Decidiram então lançar Pelé a presidente, e a candidatura pegou fogo. Naquele tempo não havia internet nem TV por assinatura, e Pelé estava no exterior. Quando ele voltou ao país, descartou completamente a candidatura e já no dia seguinte não se falou mais no assunto.
Esse fato é muito importante porque uma outra pré-candidatura aconteceu para as eleições de 2002. Ao contrário de Pelé e embora nunca tenha se filiado a partido político, o protagonista não descartou a candidatura e ela constou de pesquisas do Ibope até setembro de 2001. O pré-candidato era o então Ministro da Fazenda Pedro Malan.

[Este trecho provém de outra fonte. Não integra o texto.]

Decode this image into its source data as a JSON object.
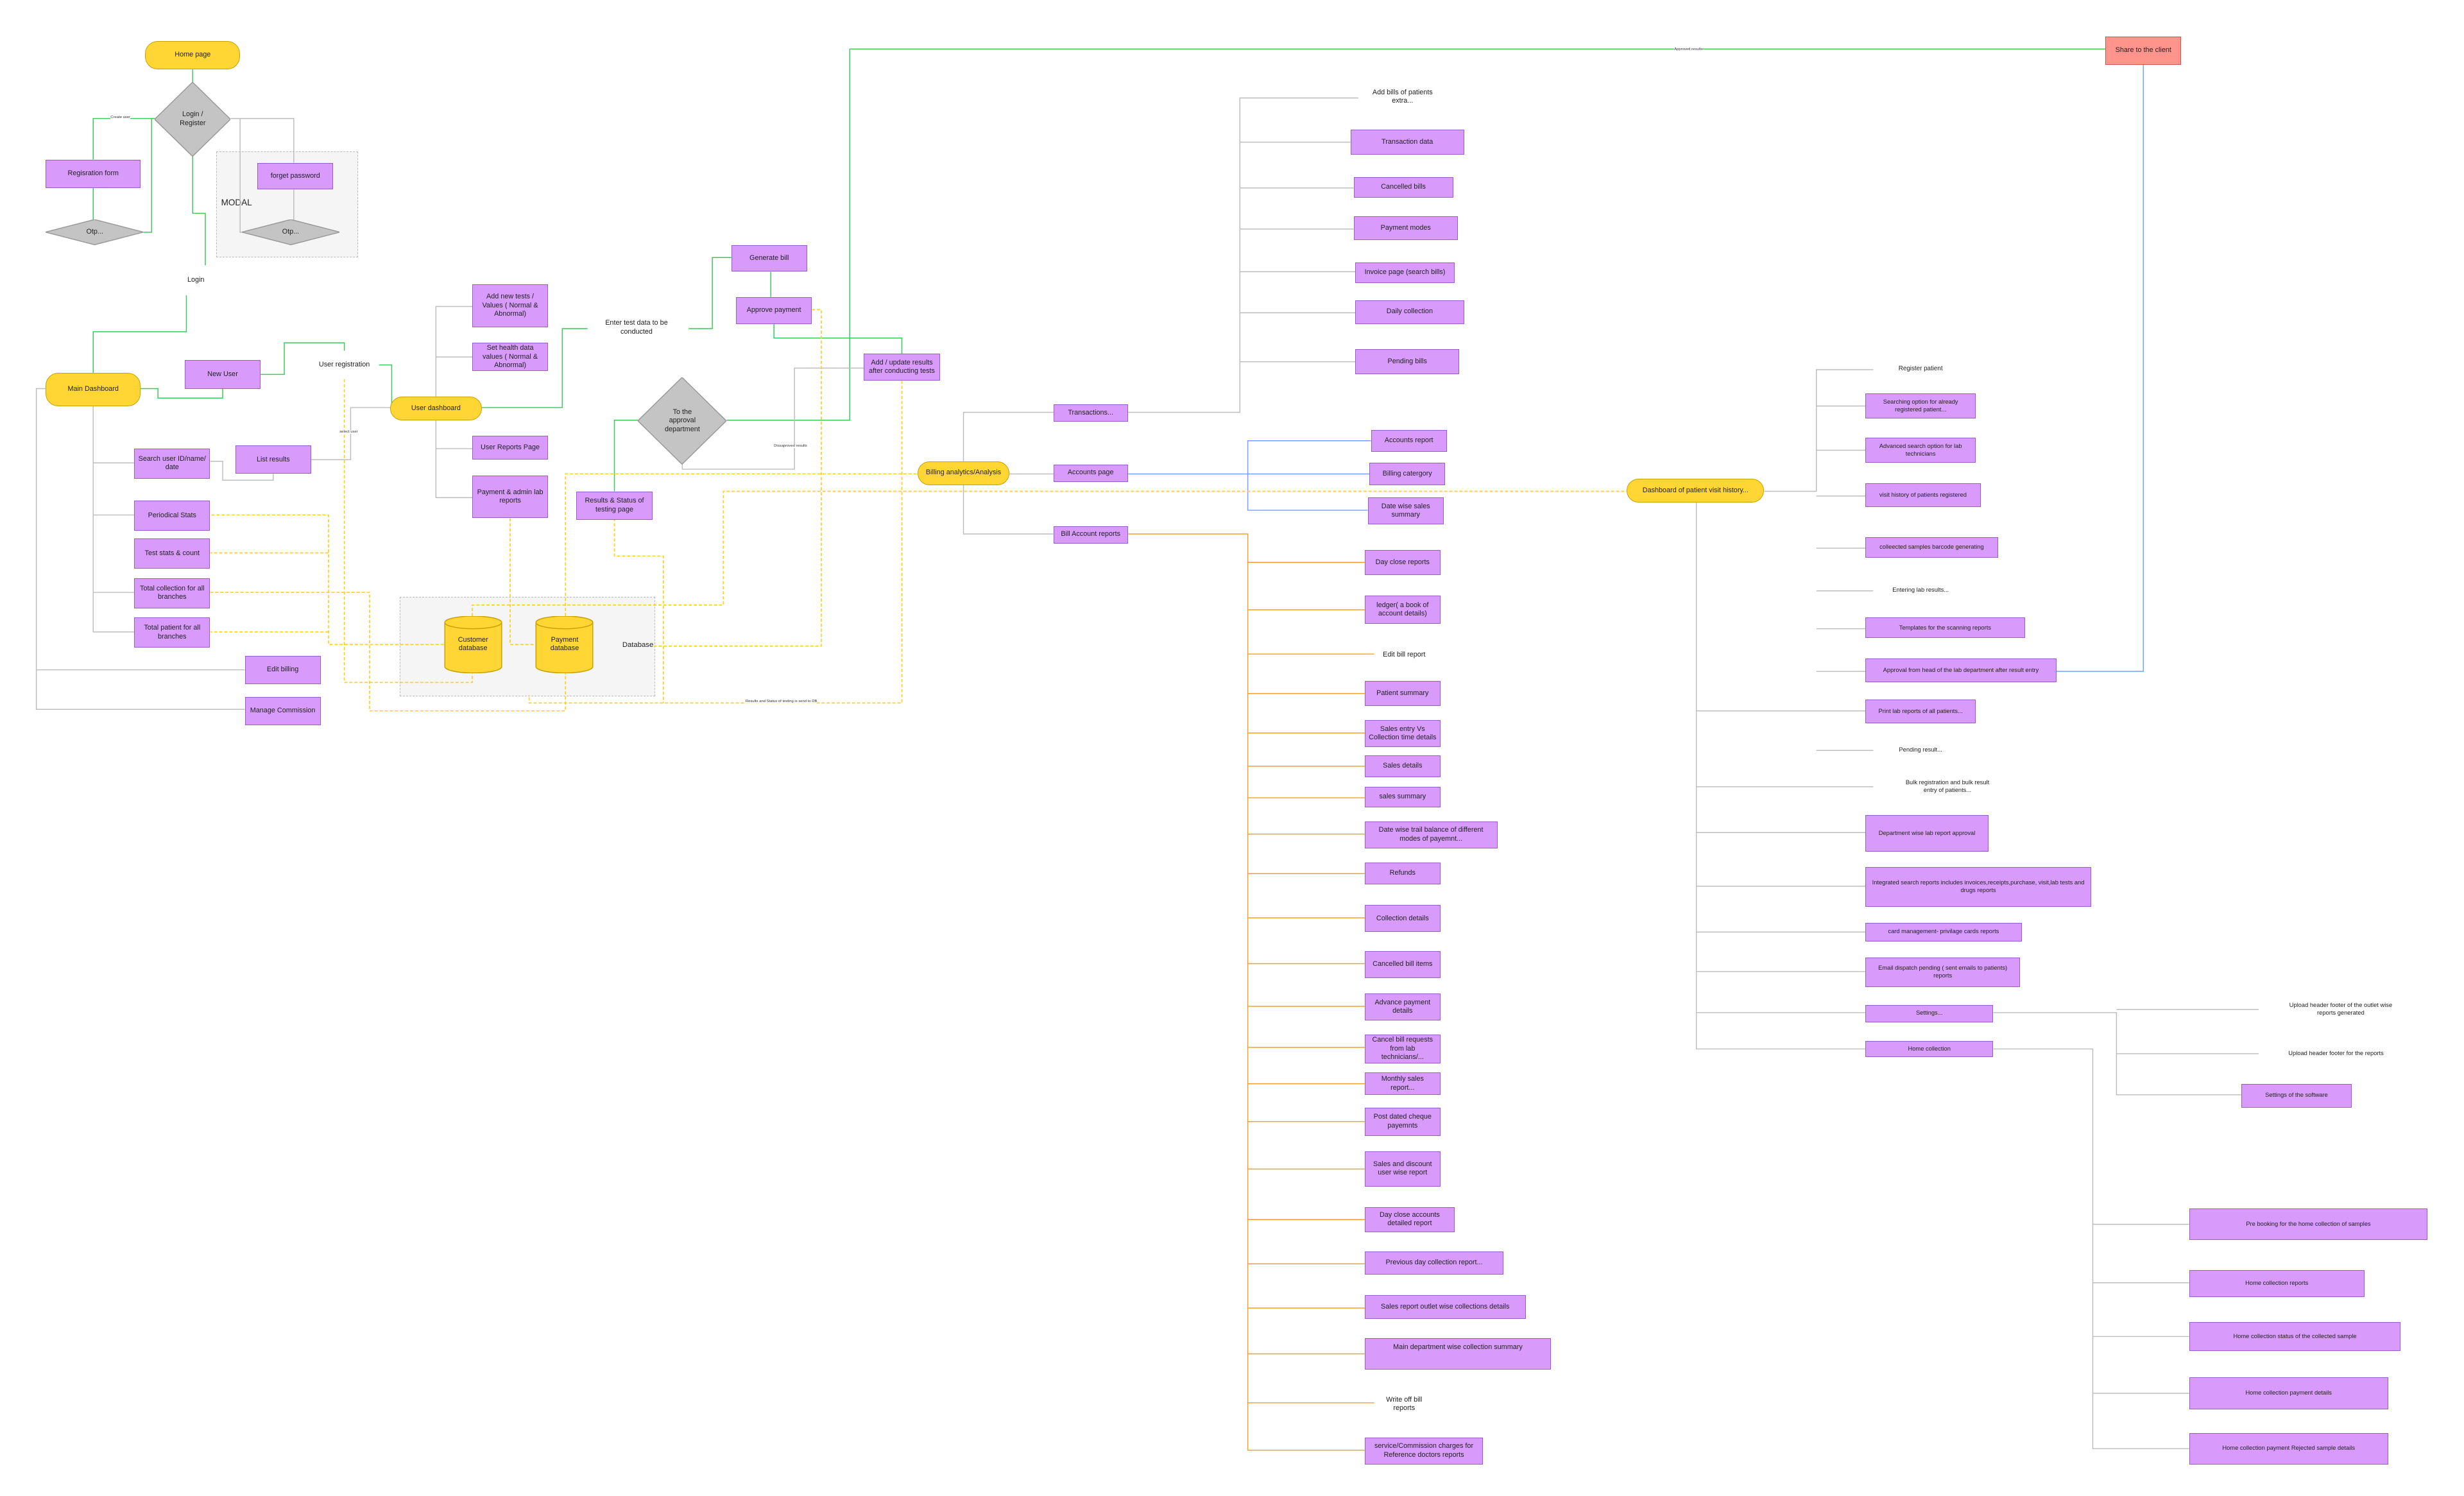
{
  "colors": {
    "process": "#d99bfb",
    "terminal": "#ffd633",
    "input_output": "#86b7ff",
    "decision": "#c4c4c4",
    "output": "#ff948c",
    "flow_green": "#3cc85a",
    "flow_gray": "#bdbdbd",
    "flow_orange": "#f0a030",
    "flow_blue": "#70a3ff",
    "data_flow_yellow_dashed": "#ffcf26"
  },
  "groups": {
    "modal": "MODAL",
    "database": "Database"
  },
  "edge_labels": {
    "create_user": "Create user",
    "select_user": "select user",
    "disapproved": "Dissaproved results",
    "results_db": "Results and Status of testing is send to DB",
    "approved": "Approved results"
  },
  "nodes": {
    "home": "Home page",
    "login_register": "Login / Register",
    "registration_form": "Regisration form",
    "otp1": "Otp...",
    "forgot_password": "forget password",
    "otp2": "Otp...",
    "login": "Login",
    "main_dashboard": "Main Dashboard",
    "new_user": "New User",
    "user_registration": "User registration",
    "user_dashboard": "User dashboard",
    "search_user": "Search user ID/name/ date",
    "list_results": "List results",
    "periodical_stats": "Periodical Stats",
    "test_stats": "Test stats & count",
    "total_collection": "Total collection for all branches",
    "total_patient": "Total patient for all branches",
    "edit_billing": "Edit billing",
    "manage_commission": "Manage Commission",
    "add_new_tests": "Add new tests / Values ( Normal & Abnormal)",
    "set_health": "Set health data values ( Normal & Abnormal)",
    "user_reports": "User Reports Page",
    "payment_admin": "Payment & admin lab reports",
    "enter_test_data": "Enter test data to be conducted",
    "generate_bill": "Generate bill",
    "approve_payment": "Approve payment",
    "add_update_results": "Add / update results after conducting tests",
    "approval_dept": "To the approval department",
    "results_status": "Results & Status of testing page",
    "customer_db": "Customer database",
    "payment_db": "Payment database",
    "share_client": "Share to the client",
    "billing_analytics": "Billing analytics/Analysis",
    "transactions": "Transactions...",
    "accounts_page": "Accounts page",
    "bill_account_reports": "Bill Account reports",
    "add_bills": "Add bills of patients extra...",
    "transaction_data": "Transaction data",
    "cancelled_bills": "Cancelled bills",
    "payment_modes": "Payment modes",
    "invoice_page": "Invoice page (search bills)",
    "daily_collection": "Daily collection",
    "pending_bills": "Pending bills",
    "accounts_report": "Accounts report",
    "billing_category": "Billing catergory",
    "date_wise_sales": "Date wise sales summary",
    "day_close": "Day close reports",
    "ledger": "ledger( a book of account details)",
    "edit_bill_report": "Edit bill report",
    "patient_summary": "Patient summary",
    "sales_entry": "Sales entry Vs Collection time details",
    "sales_details": "Sales details",
    "sales_summary": "sales summary",
    "date_wise_trail": "Date wise trail balance of different modes of payemnt...",
    "refunds": "Refunds",
    "collection_details": "Collection details",
    "cancelled_bill_items": "Cancelled bill items",
    "advance_payment": "Advance payment details",
    "cancel_bill_requests": "Cancel bill requests from lab technicians/...",
    "monthly_sales": "Monthly sales report...",
    "post_dated": "Post dated cheque payemnts",
    "sales_discount": "Sales and discount user wise report",
    "day_close_accounts": "Day close accounts detailed report",
    "previous_day": "Previous day collection report...",
    "sales_outlet": "Sales report outlet wise collections details",
    "main_dept": "Main department wise collection summary",
    "write_off": "Write off bill reports",
    "service_commission": "service/Commission charges  for Reference doctors reports",
    "patient_visit_dashboard": "Dashboard of patient visit history...",
    "register_patient": "Register patient",
    "searching_option": "Searching option for already registered patient...",
    "advanced_search": "Advanced search option for lab technicians",
    "visit_history": "visit history of patients registered",
    "barcode": "colleected samples barcode generating",
    "entering_lab": "Entering lab results...",
    "templates": "Templates for the scanning reports",
    "approval_head": "Approval from head of the lab department after result entry",
    "print_lab": "Print lab reports of all patients...",
    "pending_result": "Pending result...",
    "bulk_registration": "Bulk registration and bulk result entry of patients...",
    "dept_approval": "Department wise lab report approval",
    "integrated_search": "Integrated search reports includes invoices,receipts,purchase, visit,lab tests and drugs  reports",
    "card_management": "card management- privilage cards reports",
    "email_dispatch": "Email dispatch pending ( sent emails to patients) reports",
    "settings": "Settings...",
    "home_collection": "Home collection",
    "upload_outlet": "Upload header footer of the outlet wise reports generated",
    "upload_reports": "Upload header footer for the reports",
    "settings_software": "Settings of the software",
    "pre_booking": "Pre booking for the home collection of samples",
    "home_collection_reports": "Home collection reports",
    "home_collection_status": "Home collection status  of the collected sample",
    "home_collection_payment": "Home collection payment details",
    "home_collection_rejected": "Home collection payment Rejected sample details"
  }
}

Sou economista e desenvolvo incessante trabalho de pesquisa. Em decorrência, preciso acompanhar acontecimentos de outras áreas além da economia, e a política é a que mais se destaca. Dentro dessa ótica, não consegui entender a razão da presença em pesquisa de alguém que não demonstrava a menor vocação para o ramo, no caso de Pedro Malan candidato a presidente. Jamais poderia entender que se estava montando uma armadilha, na qual o PT, como um todo, foi apanhado.
Na cronologia da sucessão de 2002 registramos: Lula foi eleito no segundo turno, em 27 de outubro. Quatro dias depois, houve uma visita informal a FHC no Planalto. No dia 8 de novembro aconteceu um jantar, em que estavam, além de Fernando Henrique e Lula e respectivas esposas, José Dirceu e Antonio Palocci por parte do novo governo, e Pedro Malan e Pedro Parente por parte do governo em final de mandato.
No dia 12 de novembro houve enfim um encontro a sós entre Pedro Malan e Antonio Palocci. Nenhuma pessoa esteve presente, nada se noticiou, não ouvi nem li algo a respeito, mas tenho certeza que naquele encontro MUDOU-SE O RUMO DO BRASIL. Não tenho prova alguma, como não tenho dúvida também. Ali foi celebrado um pacto funesto: a continuidade da monstruosa política econômica de Pedro Malan, baseada no tripé de câmbio flutuante, metas de inflação e superávit primário, em troca do prestígio a Palocci.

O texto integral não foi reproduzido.